Over the last several years, the problem of attention has migrated right into the centre of our cultural attention. We have our minds all over the places. While checking Instagram we actually would be thinking about if our crush would reply to our text or not. And as if the notification centre couldn't be trusted, we would open WhatsApp in middle of our Instagram scrolling so that we could be content about that text which is never going to come! Around 40 years earlier when the world wasn't consumed by the technology and the creators of Google didn't even manage to get themselves born, the polymath economist Herbert A. Simon wrote maybe the most concise possible description of our modern struggle: What information consumes is rather obvious: It consumes the attention of its recipients.

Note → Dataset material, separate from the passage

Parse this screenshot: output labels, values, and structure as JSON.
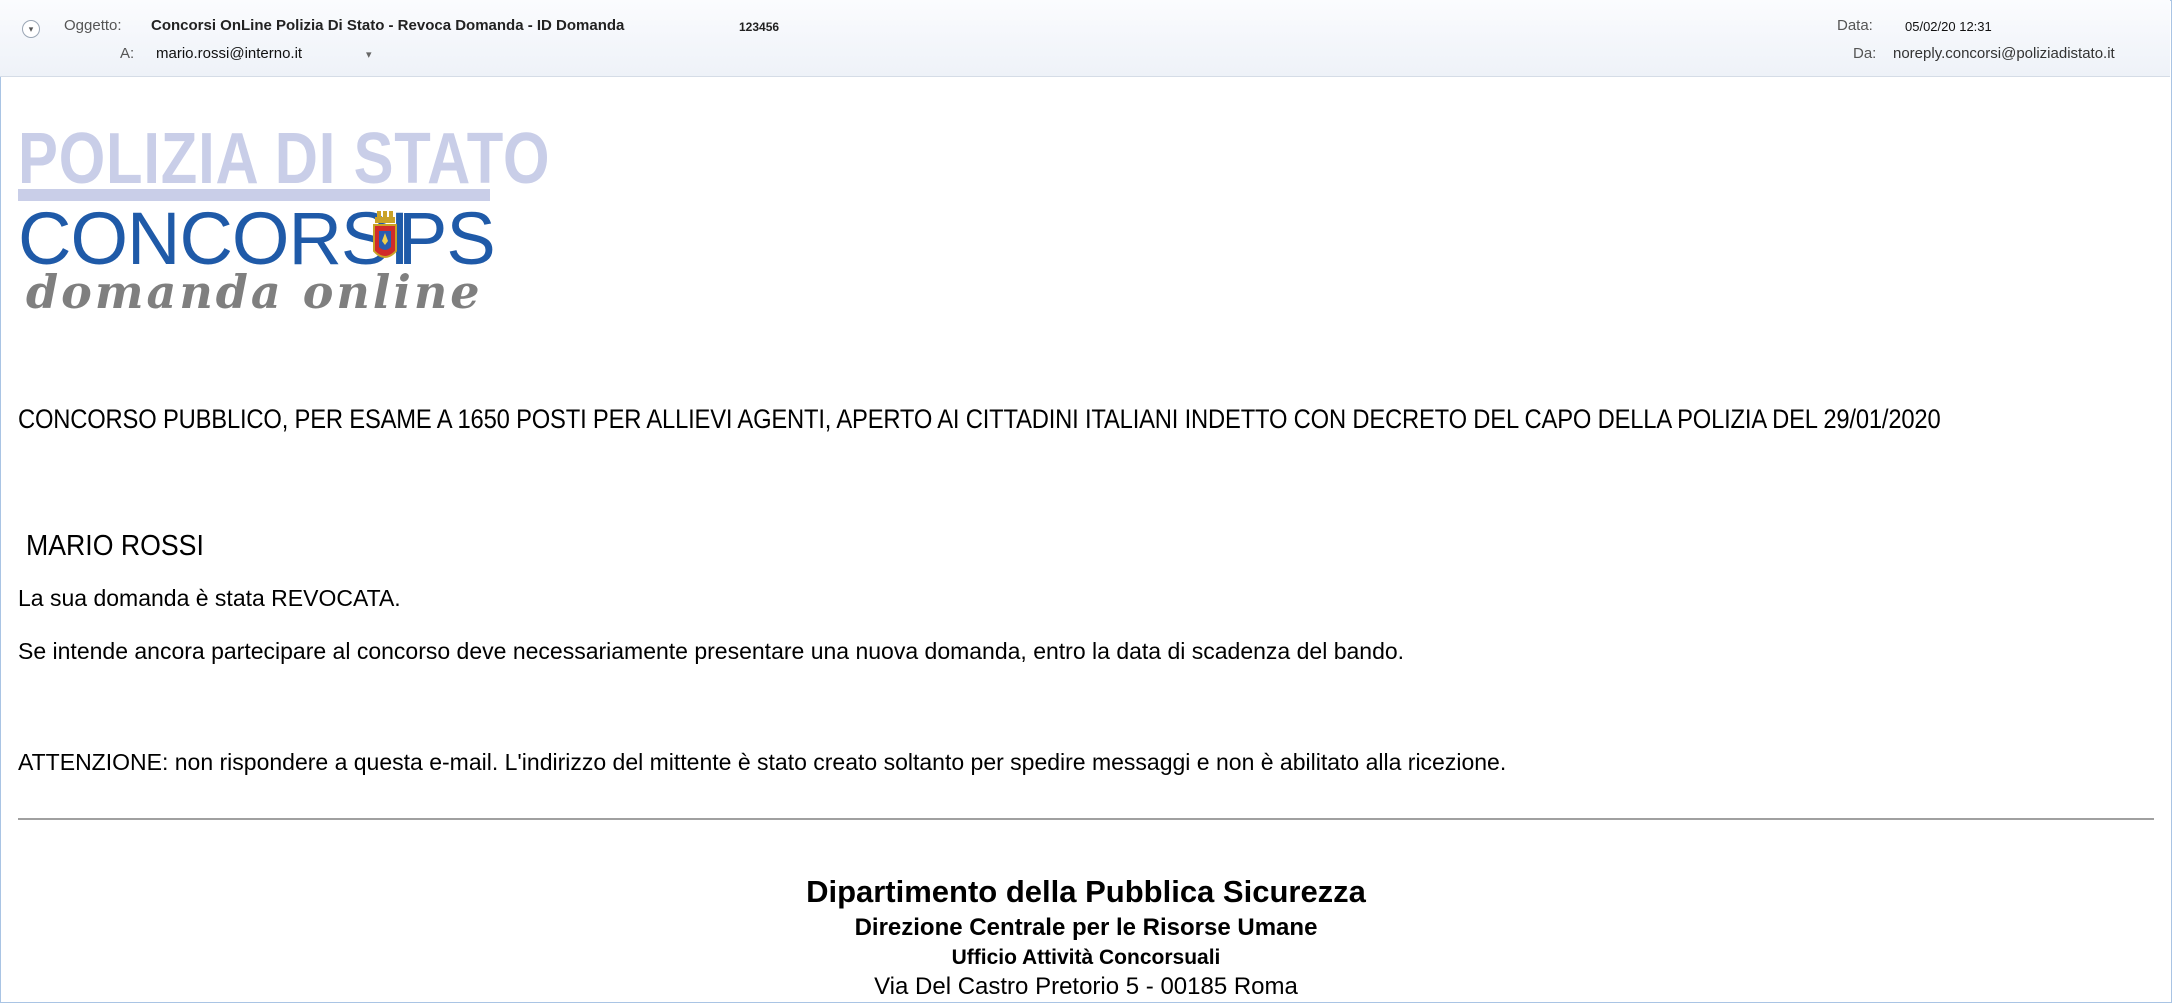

Hence a wealth of information creates a poverty of attention, and a need to allocate that attention efficiently among the overabundance of information sources that might consume it.
So next comes the need to overcome this problem or else we would be spending hours of our time in a 'Mental Gym' in a very near future. According to Winifred Gallagher, an acclaimed author, when such situations steal away our what is called 'bottom-up'(the broad involuntary awareness that roams the world constantly looking for danger and rewards: shiny objects, sudden movements, pungent smells) attention, we need to isolate ourselves from it and need to call our 'top-down' (the narrow, voluntary focus that allows us to isolate and enhance some little slice of the world while ruthlessly suppressing everything else) attention. This self-control of attention is called 'executive function'. Another solution given by Gallagher to fight our attention crisis ages back to ancient times; Meditation. She says this is the most promising solution to our problem and it has also been proven scientifically.
Concluding, here are few words of wisdom by Gallagher: "Once you understand how attention works and how you can make the most productive use of it", she says, "if you continue to just jump in the air every time your phone rings or pounce on those buttons every time you get an instant message, thats not the machines fault. Thats your fault".